Yes, RTM is specifically designed to be accessible to a broader range of qualified healthcare professionals, including physical therapists (PTs), occupational therapists (OTs), and speech-language pathologists (SLPs). This is a key distinction from RPM, which is limited to physicians and certain other qualified healthcare professionals. PTs can order, furnish, and bill for RTM services related to musculoskeletal therapy outcomes.
CMS limits RTM device supply to one code per patient per 30-day period. A patient can receive either respiratory system monitoring (98976) or musculoskeletal system monitoring (98977), but not both simultaneously. If a patient has both respiratory and musculoskeletal conditions requiring monitoring, the provider should select the device supply code corresponding to the primary therapeutic focus for that billing period.

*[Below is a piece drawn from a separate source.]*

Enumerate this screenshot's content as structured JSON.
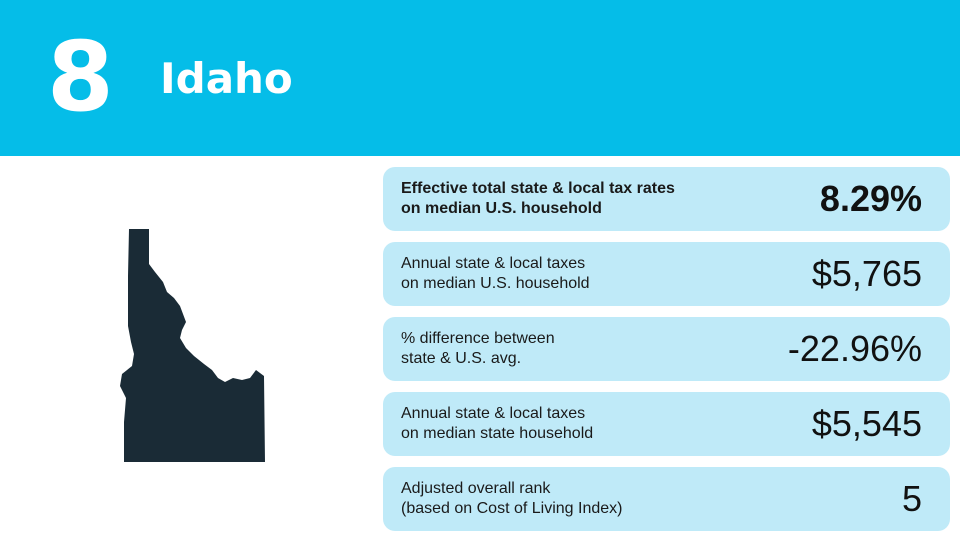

CMS has broadly interpreted RTM 'devices' to include FDA-cleared software applications, digital therapeutics, and mobile health applications — not just physical hardware. Qualifying software must collect and transmit therapeutic data such as pain assessments, therapy exercise completion, medication adherence logs, or cognitive function metrics. The software must be FDA-cleared (not just commercially available wellness apps) and must support programmed alerts or scheduled data collection.